Compliance teams won’t need to settle down to a scary movie this year as the Financial Conduct Authority (FCA) has ensured that there are enough real-life scares with its recent criminal prosecution. The mummy has risen after years of slumber!
While the Money Laundering Regulations 2007 (MLR) have been in place for some time, giving the FCA powers to pursue criminal prosecutions, NatWest has succumbed as the first victim of the FCA’s recent push to take a stronger approach to supervision and intervention.
On 16 March 2021, the FCA announced that it had begun criminal proceedings against NatWest for failures to adhere to the requirements of regulations 8(1) (A relevant person must conduct ongoing monitoring of a business relationship); 8(3) (it applied to the duty to conduct ongoing monitoring as it applies to customer due diligence measures); and (14)1 (a relevant person must apply on a risk-sensitive basis enhanced customer due diligence measures and enhanced ongoing monitoring in certain circumstances).
The proceedings were brought under regulation 45 MLR which requires certain firms to maintain adequate and effective anti-money laundering systems and controls. The case arose from the handling of funds that were deposited by a UK company where, of the £365 million paid into the customer’s account, around £264 million was paid in cash. The FCA alleged that “NatWest’s systems and controls failed to adequately monitor and scrutinise this activity”. On this occasion, the decision was made by the FCA not to pursue individuals at NatWest.
At the hearing on 7 October 2021, NatWest entered guilty pleas to the charges placed before it, confirming that it deeply regretted failing to “adequately monitor and therefore prevent money laundering by one of [its] customers between 2012 and 2016”. The matter has been referred for sentencing at Southwark Crown Court later this year when the bank faces an unlimited fine.
This case has brought to the forefront the real risks for firms in having insufficient anti-money laundering systems and controls in place. The FCA has been ramping up its anti-money laundering supervision in recent months, extending the requirement for companies to submit a financial crime log to the watchdog and also pulling in cryptocurrency firms.

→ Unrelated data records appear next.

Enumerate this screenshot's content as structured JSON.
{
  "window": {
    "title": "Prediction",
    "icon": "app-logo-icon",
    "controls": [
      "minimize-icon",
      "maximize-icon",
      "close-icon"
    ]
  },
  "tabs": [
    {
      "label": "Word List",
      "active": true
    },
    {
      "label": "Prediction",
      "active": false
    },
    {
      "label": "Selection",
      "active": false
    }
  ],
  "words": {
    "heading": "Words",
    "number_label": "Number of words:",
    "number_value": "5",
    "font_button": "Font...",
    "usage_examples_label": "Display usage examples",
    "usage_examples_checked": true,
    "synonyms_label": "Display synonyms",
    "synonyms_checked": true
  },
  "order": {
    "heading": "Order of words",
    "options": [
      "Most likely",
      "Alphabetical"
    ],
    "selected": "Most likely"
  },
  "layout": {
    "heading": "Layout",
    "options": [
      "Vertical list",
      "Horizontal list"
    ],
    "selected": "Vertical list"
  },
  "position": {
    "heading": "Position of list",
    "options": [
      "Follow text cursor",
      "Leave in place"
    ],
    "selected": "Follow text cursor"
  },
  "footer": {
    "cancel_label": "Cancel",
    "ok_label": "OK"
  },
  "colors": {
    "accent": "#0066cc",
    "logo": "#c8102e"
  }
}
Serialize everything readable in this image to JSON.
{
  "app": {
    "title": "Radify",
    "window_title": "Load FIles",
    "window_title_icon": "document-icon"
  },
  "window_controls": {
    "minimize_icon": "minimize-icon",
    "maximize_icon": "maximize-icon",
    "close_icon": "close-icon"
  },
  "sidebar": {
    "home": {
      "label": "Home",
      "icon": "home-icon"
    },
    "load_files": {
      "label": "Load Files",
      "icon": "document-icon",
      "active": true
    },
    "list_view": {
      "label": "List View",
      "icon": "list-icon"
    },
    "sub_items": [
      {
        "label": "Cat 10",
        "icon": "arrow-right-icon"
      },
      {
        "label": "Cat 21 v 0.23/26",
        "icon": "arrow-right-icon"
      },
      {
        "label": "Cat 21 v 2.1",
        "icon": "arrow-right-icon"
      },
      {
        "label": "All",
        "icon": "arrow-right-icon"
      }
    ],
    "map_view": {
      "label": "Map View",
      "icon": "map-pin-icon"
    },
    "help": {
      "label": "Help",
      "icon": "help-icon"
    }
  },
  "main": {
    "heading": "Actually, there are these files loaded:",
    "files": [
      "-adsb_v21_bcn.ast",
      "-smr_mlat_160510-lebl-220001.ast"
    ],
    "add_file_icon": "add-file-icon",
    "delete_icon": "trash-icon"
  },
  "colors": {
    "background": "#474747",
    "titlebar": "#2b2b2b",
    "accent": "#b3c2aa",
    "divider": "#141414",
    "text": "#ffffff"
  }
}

The FCA has warned that it will not be afraid to use its MLR criminal prosecution powers in cases of financial crime or money laundering from now on.
To avoid any future scares, it is key that firms keep their anti-money laundering systems and controls (including any internal training) under regular review to ensure compliance with their obligations under the various money laundering regulations. As it is clear that the FCA intends to focus on this area and is intent on showing that it is not afraid to bare its teeth, ensuring compliance should be a top priority for companies.
If any areas of concern are identified, then these should be addressed as a matter of urgency. If it appears that you may be, or indeed are, facing a criminal or civil action by the FCA, seek legal advice as a matter of urgency. Penningtons Manches Cooper is happy to assist.
It looks like this mummy is on the loose for the foreseeable future – companies beware.